Pour franchir un cap, il est nécessaire de stimuler les investissements dans la logistique agricole, la transformation agroalimentaire et l’emballage export.
4. Une filière porteuse pour les investisseurs et la diaspora
La filière ananas offre des opportunités concrètes pour les investisseurs :
- Installation d’unités de transformation agroalimentaire (jus, fruits séchés, conserves) ;
- Exportation directe vers les marchés niche (bio, halal, vegan-friendly) ;
- Valorisation des déchets agricoles pour la fabrication de compost ou d’énergie.
La diaspora béninoise peut jouer un rôle clé en apportant :
- Du capital (financement participatif ou direct) ;
- Des connexions commerciales avec l’Europe ou l’Amérique du Nord ;
- Des savoir-faire en marketing, packaging et distribution.

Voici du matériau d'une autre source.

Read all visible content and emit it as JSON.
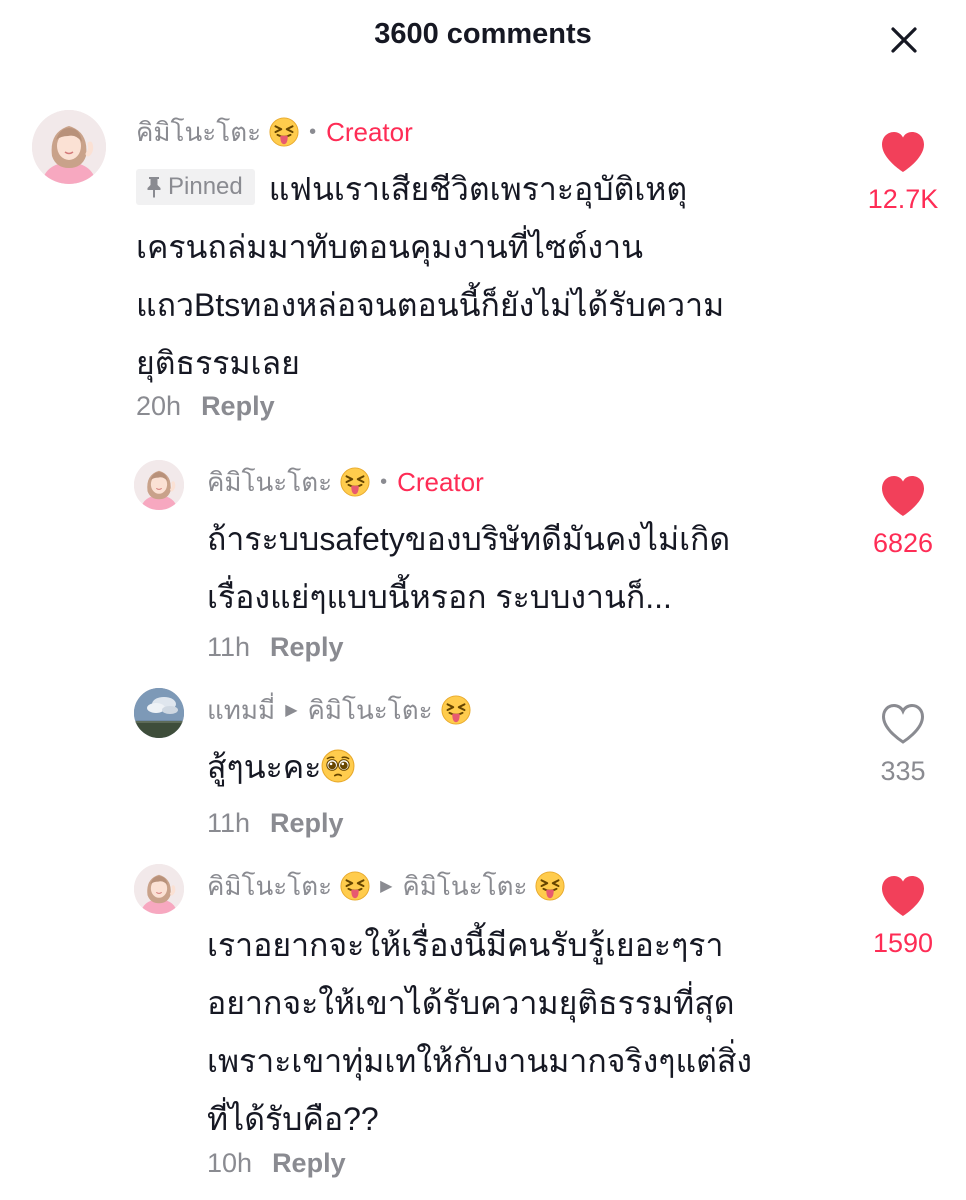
{
  "header": {
    "title": "3600 comments",
    "close_icon": "close-icon"
  },
  "colors": {
    "accent": "#fe2c55",
    "muted": "#8a8b91",
    "text": "#161823"
  },
  "comments": [
    {
      "username": "คิมิโนะโตะ",
      "badge": "Creator",
      "pinned_label": "Pinned",
      "text_lines": [
        "แฟนเราเสียชีวิตเพราะอุบัติเหตุ",
        "เครนถล่มมาทับตอนคุมงานที่ไซต์งาน",
        "แถวBtsทองหล่อจนตอนนี้ก็ยังไม่ได้รับความ",
        "ยุติธรรมเลย"
      ],
      "time": "20h",
      "reply_label": "Reply",
      "likes": "12.7K",
      "liked": true
    }
  ],
  "replies": [
    {
      "username": "คิมิโนะโตะ",
      "badge": "Creator",
      "text_lines": [
        "ถ้าระบบsafetyของบริษัทดีมันคงไม่เกิด",
        "เรื่องแย่ๆแบบนี้หรอก ระบบงานก็..."
      ],
      "time": "11h",
      "reply_label": "Reply",
      "likes": "6826",
      "liked": true
    },
    {
      "username": "แทมมี่",
      "reply_to": "คิมิโนะโตะ",
      "text": "สู้ๆนะคะ",
      "time": "11h",
      "reply_label": "Reply",
      "likes": "335",
      "liked": false
    },
    {
      "username": "คิมิโนะโตะ",
      "reply_to": "คิมิโนะโตะ",
      "text_lines": [
        "เราอยากจะให้เรื่องนี้มีคนรับรู้เยอะๆรา",
        "อยากจะให้เขาได้รับความยุติธรรมที่สุด",
        "เพราะเขาทุ่มเทให้กับงานมากจริงๆแต่สิ่ง",
        "ที่ได้รับคือ??"
      ],
      "time": "10h",
      "reply_label": "Reply",
      "likes": "1590",
      "liked": true
    }
  ]
}
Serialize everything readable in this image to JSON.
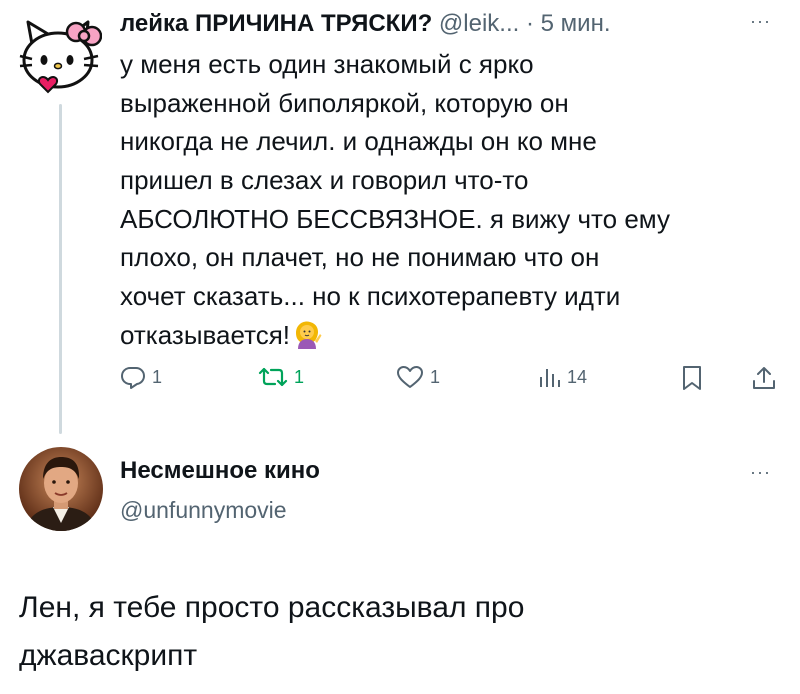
{
  "tweet1": {
    "author_name": "лейка ПРИЧИНА ТРЯСКИ?",
    "handle": "@leik...",
    "separator": "·",
    "time": "5 мин.",
    "more": "···",
    "text_lines": [
      "у меня есть один знакомый с ярко",
      "выраженной биполяркой, которую он",
      "никогда не лечил. и однажды он ко мне",
      "пришел в слезах и говорил что-то",
      "АБСОЛЮТНО БЕССВЯЗНОЕ. я вижу что ему",
      "плохо, он плачет, но не понимаю что он",
      "хочет сказать... но к психотерапевту идти",
      "отказывается!"
    ],
    "trailing_emoji": "person-tipping-hand-emoji",
    "actions": {
      "reply_count": "1",
      "retweet_count": "1",
      "like_count": "1",
      "views_count": "14"
    }
  },
  "tweet2": {
    "author_name": "Несмешное кино",
    "handle": "@unfunnymovie",
    "more": "···",
    "text_lines": [
      "Лен, я тебе просто рассказывал про",
      "джаваскрипт"
    ]
  },
  "colors": {
    "text": "#0f1419",
    "secondary": "#536471",
    "retweet_accent": "#00a35a",
    "thread_line": "#cfd9de"
  }
}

5. Vers une marque nationale "Ananas du Bénin" ?
Pour capitaliser sur cette dynamique, la création d’un label de qualité ou d’une marque collective nationale serait un atout majeur. Cela permettrait :
- De renforcer la reconnaissance de l’ananas béninois à l’international ;
- D'assurer une traçabilité et une meilleure valorisation des produits ;
- De fédérer les producteurs et transformateurs autour d’une identité commune.
Conclusion
L’ananas béninois est plus qu’un fruit savoureux : c’est un vecteur de développement rural, de transformation industrielle, et un pont entre le local et le global. En soutenant cette filière stratégique, le Bénin peut gagner des parts de marché à l’international, créer des emplois durables et attirer les investissements privés, y compris ceux de sa diaspora.